Publié par : Ann & Stéphane | 20 octobre 2011

10 au 19.10.2011 – San Miguel de Tenerife.

Lundi 10.10.2011.

Nous avons loué pour trois jours, une petite voiture pour visiter l’arrière pays. Cela se pratique énormément car le prix de la location est très abordable.

Nous avons fait toute la côte Ouest de l’île : C’est vert, animé, haut en couleur, cela sent la vie, la sueur et le travail. Nous avons beaucoup aimé. Il aurait été dommage que nous en restions avec l’idée que les îles des Canaries sont toutes à l’image de Lanzarote  c’est-à-dire touristique à outrance, pelée, aride et balayée par les vents.

Mardi 11.10. 2011.

Nous avons consacré notre journée à la découverte de l’immense parc national del Teide (volcan qui culmine à 3.718 mètres). C’est tout simplement  s-u-p-e-r-b-e : Les paysages sont époustouflants de beauté et le site est très bien aménagé.

Sur Lanzarote, le moindre plus petit point d’intérêt est monté en épingle à cheveux  et bien entendu, monnayé. Sur Tenerife, c’est un régal que de pouvoir apprécier ces superbes panoramas sans bourse délier.

Vous l’aurez compris, nous sommes sous le charme maintenant que nous avons fait l’effort de nous éloigner du bateau et de son trou perdu de marina.

Mercredi 12.10.2011

Opération « avitaillement » en prévision de notre traversée de l’Atlantique : Imaginez ce que peuvent boire et manger cinq personnes durant minimum 23  jours et comme il faut être prévoyant, maximum 30 jours ! C’est tout simplement affolant en sorte que cette opération ne peut se réaliser en une fois. Nous avons donc déjà pris certains devants.

Une fois rentré au bateau, le problème réside à caser tout cela de manière intelligente …

Il y a fort à parier que nous ne mangerons pas la moitié de ce que nous avons entreposé car en mer, les estomacs ne sont pas toujours très ouverts mais comme la vie n’est pas trop chère aux Canaries alors qu’elle l’est davantage aux Antilles, il est conseillé de faire des « réserves ».
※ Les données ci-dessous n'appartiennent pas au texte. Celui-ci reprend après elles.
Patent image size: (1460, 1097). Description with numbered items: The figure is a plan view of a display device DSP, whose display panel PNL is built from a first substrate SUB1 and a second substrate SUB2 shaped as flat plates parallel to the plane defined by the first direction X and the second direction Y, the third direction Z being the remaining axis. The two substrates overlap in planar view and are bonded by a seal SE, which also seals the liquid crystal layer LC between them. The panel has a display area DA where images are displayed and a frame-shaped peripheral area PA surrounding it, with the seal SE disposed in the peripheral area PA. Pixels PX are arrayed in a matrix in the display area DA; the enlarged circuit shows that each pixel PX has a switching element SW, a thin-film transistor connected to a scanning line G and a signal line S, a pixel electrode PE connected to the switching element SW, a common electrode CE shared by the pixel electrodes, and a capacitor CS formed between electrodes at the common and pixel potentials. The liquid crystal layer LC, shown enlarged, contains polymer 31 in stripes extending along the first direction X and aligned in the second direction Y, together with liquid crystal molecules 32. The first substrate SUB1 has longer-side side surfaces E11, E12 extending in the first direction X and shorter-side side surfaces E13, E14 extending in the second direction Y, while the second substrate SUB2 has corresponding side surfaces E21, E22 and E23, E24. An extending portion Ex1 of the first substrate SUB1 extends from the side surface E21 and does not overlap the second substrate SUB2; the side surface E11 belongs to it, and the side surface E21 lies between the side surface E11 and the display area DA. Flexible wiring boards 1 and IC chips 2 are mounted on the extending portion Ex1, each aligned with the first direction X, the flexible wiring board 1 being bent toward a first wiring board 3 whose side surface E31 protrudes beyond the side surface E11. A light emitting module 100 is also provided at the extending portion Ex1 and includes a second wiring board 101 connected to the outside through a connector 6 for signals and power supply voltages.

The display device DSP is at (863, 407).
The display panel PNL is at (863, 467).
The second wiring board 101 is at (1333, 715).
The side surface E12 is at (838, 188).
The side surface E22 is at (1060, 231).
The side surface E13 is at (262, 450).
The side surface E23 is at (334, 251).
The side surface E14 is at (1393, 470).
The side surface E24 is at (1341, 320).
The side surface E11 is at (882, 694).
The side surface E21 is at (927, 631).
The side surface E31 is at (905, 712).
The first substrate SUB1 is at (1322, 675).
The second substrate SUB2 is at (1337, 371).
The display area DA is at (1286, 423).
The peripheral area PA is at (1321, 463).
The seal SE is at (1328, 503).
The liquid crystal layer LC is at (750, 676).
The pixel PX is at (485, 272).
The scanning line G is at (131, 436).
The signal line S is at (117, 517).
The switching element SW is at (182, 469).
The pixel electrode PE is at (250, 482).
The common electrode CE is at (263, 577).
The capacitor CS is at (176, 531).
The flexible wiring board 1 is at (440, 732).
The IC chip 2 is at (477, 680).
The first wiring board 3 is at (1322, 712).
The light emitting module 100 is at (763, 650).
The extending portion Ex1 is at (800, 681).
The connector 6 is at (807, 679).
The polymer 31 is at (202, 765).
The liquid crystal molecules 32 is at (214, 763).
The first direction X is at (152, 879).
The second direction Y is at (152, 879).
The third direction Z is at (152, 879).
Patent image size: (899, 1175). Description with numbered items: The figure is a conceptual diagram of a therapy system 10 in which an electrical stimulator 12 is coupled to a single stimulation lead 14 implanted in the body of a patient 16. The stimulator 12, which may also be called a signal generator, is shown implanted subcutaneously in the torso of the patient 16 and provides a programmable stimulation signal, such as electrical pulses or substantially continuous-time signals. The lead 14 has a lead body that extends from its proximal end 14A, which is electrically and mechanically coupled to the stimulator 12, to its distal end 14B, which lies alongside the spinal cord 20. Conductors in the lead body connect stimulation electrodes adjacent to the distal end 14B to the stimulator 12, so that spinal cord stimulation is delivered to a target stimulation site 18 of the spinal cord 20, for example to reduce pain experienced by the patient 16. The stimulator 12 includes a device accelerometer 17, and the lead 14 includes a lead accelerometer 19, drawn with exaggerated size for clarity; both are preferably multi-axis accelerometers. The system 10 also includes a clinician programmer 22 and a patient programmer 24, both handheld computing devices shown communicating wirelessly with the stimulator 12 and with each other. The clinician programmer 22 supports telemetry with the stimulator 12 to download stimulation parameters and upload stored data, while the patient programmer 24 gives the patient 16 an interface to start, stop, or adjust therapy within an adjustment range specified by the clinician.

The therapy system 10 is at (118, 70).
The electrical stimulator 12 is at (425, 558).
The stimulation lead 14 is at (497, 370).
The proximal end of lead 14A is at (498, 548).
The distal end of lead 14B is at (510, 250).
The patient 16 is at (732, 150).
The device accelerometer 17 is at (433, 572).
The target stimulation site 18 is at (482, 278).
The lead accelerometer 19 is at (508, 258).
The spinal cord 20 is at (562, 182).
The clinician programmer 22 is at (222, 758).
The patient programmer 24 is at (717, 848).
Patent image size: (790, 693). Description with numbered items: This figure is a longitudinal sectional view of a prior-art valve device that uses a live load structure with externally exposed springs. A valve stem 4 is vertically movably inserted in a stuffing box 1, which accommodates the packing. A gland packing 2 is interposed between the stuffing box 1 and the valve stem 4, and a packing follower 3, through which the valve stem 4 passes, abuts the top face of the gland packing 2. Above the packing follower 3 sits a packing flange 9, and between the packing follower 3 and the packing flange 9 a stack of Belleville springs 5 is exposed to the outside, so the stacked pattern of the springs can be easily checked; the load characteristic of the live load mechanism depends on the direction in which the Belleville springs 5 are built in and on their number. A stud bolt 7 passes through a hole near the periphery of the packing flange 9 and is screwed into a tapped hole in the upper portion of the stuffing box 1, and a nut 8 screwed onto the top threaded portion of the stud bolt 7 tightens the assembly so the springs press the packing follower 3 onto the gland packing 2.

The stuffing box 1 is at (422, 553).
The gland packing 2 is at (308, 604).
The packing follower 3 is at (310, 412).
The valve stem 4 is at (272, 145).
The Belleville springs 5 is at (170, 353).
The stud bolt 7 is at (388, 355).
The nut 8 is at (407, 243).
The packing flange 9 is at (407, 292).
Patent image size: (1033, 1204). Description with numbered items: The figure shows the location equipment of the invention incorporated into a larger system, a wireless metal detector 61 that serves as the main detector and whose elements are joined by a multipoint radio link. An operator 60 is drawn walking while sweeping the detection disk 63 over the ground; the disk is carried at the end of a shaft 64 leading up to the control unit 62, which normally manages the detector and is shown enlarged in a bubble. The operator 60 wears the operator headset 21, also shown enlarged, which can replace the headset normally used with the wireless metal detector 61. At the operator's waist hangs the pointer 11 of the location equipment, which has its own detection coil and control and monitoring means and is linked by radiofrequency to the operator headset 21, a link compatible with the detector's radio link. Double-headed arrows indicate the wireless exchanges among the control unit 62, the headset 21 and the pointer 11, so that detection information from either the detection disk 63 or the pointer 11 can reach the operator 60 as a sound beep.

Le soir, pour nous changer les idées, nous sommes retournés  à « Playa Americanos » que nous avions découvert  lundi en parcourant la côte ouest. Il faut bien entendu aimer car cette station balnéaire n’est que sons, lumières, magasins ouverts jusque tard dans la nuit, galeries commerciales,  rues semi piétonnières et petites attractions. La foule circule, s’attarde aux devantures ou aux terrasses, le fond de l’air est chaud … Cela sent bon les vacances nocturnes.

C’était très sympa d’autant que ce n’était pas les grandes affluences. Nous avons terminé la soirée à siroter un verre en regardant la mer confortablement installés dans les relax d’un bar un peu à l’écart de l’agitation du « centre ». Ben non, nous n’en avons pas encore marre de regarder du matin au soir et  du soir au matin, la mer … Il vaut d’ailleurs mieux car d’ici quelques temps nous n’aurons plus d’autre horizon !

Jeudi 13.10.2011

Réellement navré, profondément contrit, embarrassé au possible mais je me dois de vous  annoncer cette terrible nouvelle pour tous les grands amoureux :  Il n’y a plus de sable dans le désert marocain !

Comment je le sais ?

Très simplement parce qu’au vu de la quantité incroyable de sable qui se dépose tous les jours dimanche inclus bien qu’il s’agisse du jour du Seigneur (profondément scandaleux d’ailleurs) , sur le pont de S.A.S.³ il n’est mathématiquement plus possible qu’il y ait encore du sable dans le désert.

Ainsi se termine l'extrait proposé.